Last year, it snowed on Thanksgiving.
This anomaly was adored for a cornucopia of reasons: It made the holiday seem more special, brought us closer to Christmas and was pretty to look at.
Same goes for White Christmases — people love the idea so much that they’ll watch movies and sing songs about it.
But a snowy Halloween? Forget it.
Fury about the flurries overtook topics of conversation and Facebook newsfeeds, as individuals ranted about how this ruined their “Halloweekend” plans.
It seems as though we are fans of the fluffy stuff only when it works in our favor.
Students savor snow days yet classify it as a waste when weekend snowstorms don’t affect class cancellations.
Instead of making the most of Mother Nature’s miracle and building Snow Frankensteins last Saturday, the majority complained — “Why couldn’t this have happened Monday?”
This mindset seems slightly selfish to me.
While we tend to relish any chance to have a day off, there are children in other countries who aren’t as fortunate and actually wish for the very opposite — the opportunity to go to class.
No need to cue Sarah McLachlan music or show pictures of crying kids to tug at your heart strings: This isn’t a moral lesson meant to vilify those of us who would rather sip hot chocolate in our PJs than listen to lectures.

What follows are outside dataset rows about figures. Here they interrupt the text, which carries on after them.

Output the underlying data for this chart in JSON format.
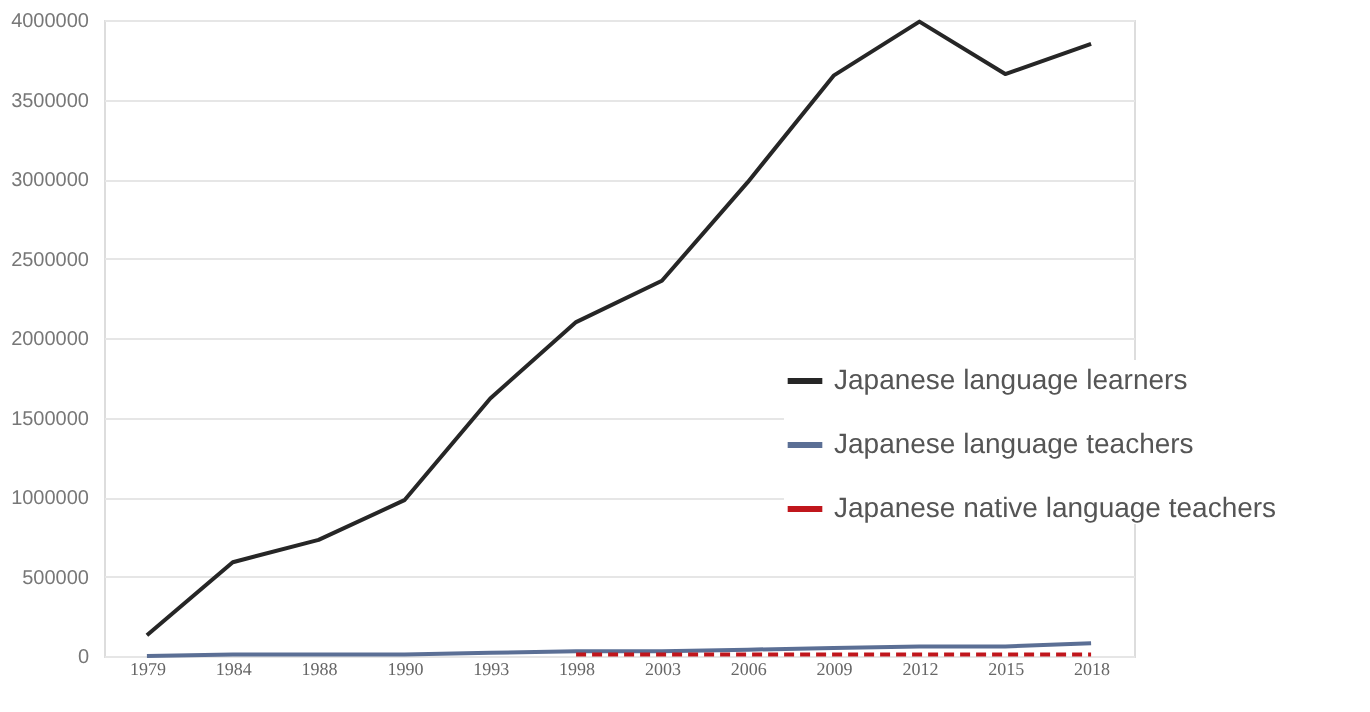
{
  "chart_data": {
    "type": "line",
    "categories": [
      "1979",
      "1984",
      "1988",
      "1990",
      "1993",
      "1998",
      "2003",
      "2006",
      "2009",
      "2012",
      "2015",
      "2018"
    ],
    "ylim": [
      0,
      4000000
    ],
    "yticks": [
      0,
      500000,
      1000000,
      1500000,
      2000000,
      2500000,
      3000000,
      3500000,
      4000000
    ],
    "grid": "y",
    "legend": "right",
    "series": [
      {
        "name": "Japanese language learners",
        "color": "#262626",
        "line_style": "solid",
        "values": [
          130000,
          590000,
          730000,
          980000,
          1620000,
          2100000,
          2360000,
          2980000,
          3650000,
          3990000,
          3660000,
          3850000
        ]
      },
      {
        "name": "Japanese language teachers",
        "color": "#5b6f95",
        "line_style": "solid",
        "values": [
          0,
          10000,
          10000,
          10000,
          20000,
          30000,
          30000,
          40000,
          50000,
          60000,
          60000,
          80000
        ]
      },
      {
        "name": "Japanese native language teachers",
        "color": "#c0161c",
        "line_style": "dashed",
        "values": [
          null,
          null,
          null,
          null,
          null,
          10000,
          10000,
          10000,
          10000,
          10000,
          10000,
          10000
        ]
      }
    ]
  }
}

Rather, I think pretty highly of the human population — specifically the College community — and believe we have potential to do good in the world, particularly right here on campus or in the local community.

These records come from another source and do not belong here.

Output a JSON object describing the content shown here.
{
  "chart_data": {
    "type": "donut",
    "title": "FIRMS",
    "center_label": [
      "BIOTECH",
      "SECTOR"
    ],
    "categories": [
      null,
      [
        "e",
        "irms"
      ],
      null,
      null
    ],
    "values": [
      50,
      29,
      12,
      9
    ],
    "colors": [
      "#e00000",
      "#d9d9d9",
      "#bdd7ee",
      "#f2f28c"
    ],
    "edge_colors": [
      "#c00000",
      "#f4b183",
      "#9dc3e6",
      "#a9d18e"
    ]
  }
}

For instance, College alum and former NBA player Greg Grant’s afterschool program at the Hedgepeth-Williams School in Trenton (mentioned on page 15) could always use more volunteers.
A few hours spent helping the Bonners could make a big difference in encouraging these kids and emphasizing the importance of education.
Another College graduate to advocate for academics is Tammy Tibbetts, a former Signal staffer who was inspired after traveling to Liberia and spending time with the country’s schoolchildren. She founded She’s The First, a nonprofit organization that sponsors girls’ education in developing nations to help them be the first in their families to graduate.
Since one in four girls in the developing world is not in school and 70 percent of the 130 million uneducated youth worldwide are female, Tibbetts’ belief is that giving a girl an education is the first step in allowing her to pursue her dreams.
On this note, I might as well say that in support of this cause, members of Her Campus TCNJ, Theta Phi Alpha sorority, ED@TCNJ and W.I.L.L. are hosting a cupcake sale in the Student Center during Meal Equiv on Nov. 8, where all funds will go to She’s The First. As an organizer of the sale, this may seem like a shameless plug, but it’s for a selfless cause.
Speaking of selflessness, though most of us have jam-packed schedules, the time we spend on our computers (updating our Facebook statuses to complain about the weather) could instead be used to help worthwhile causes.
So go ahead and sprinkle some positivity in the lives of others — it’s sure to warm your spirit, despite the cold weather.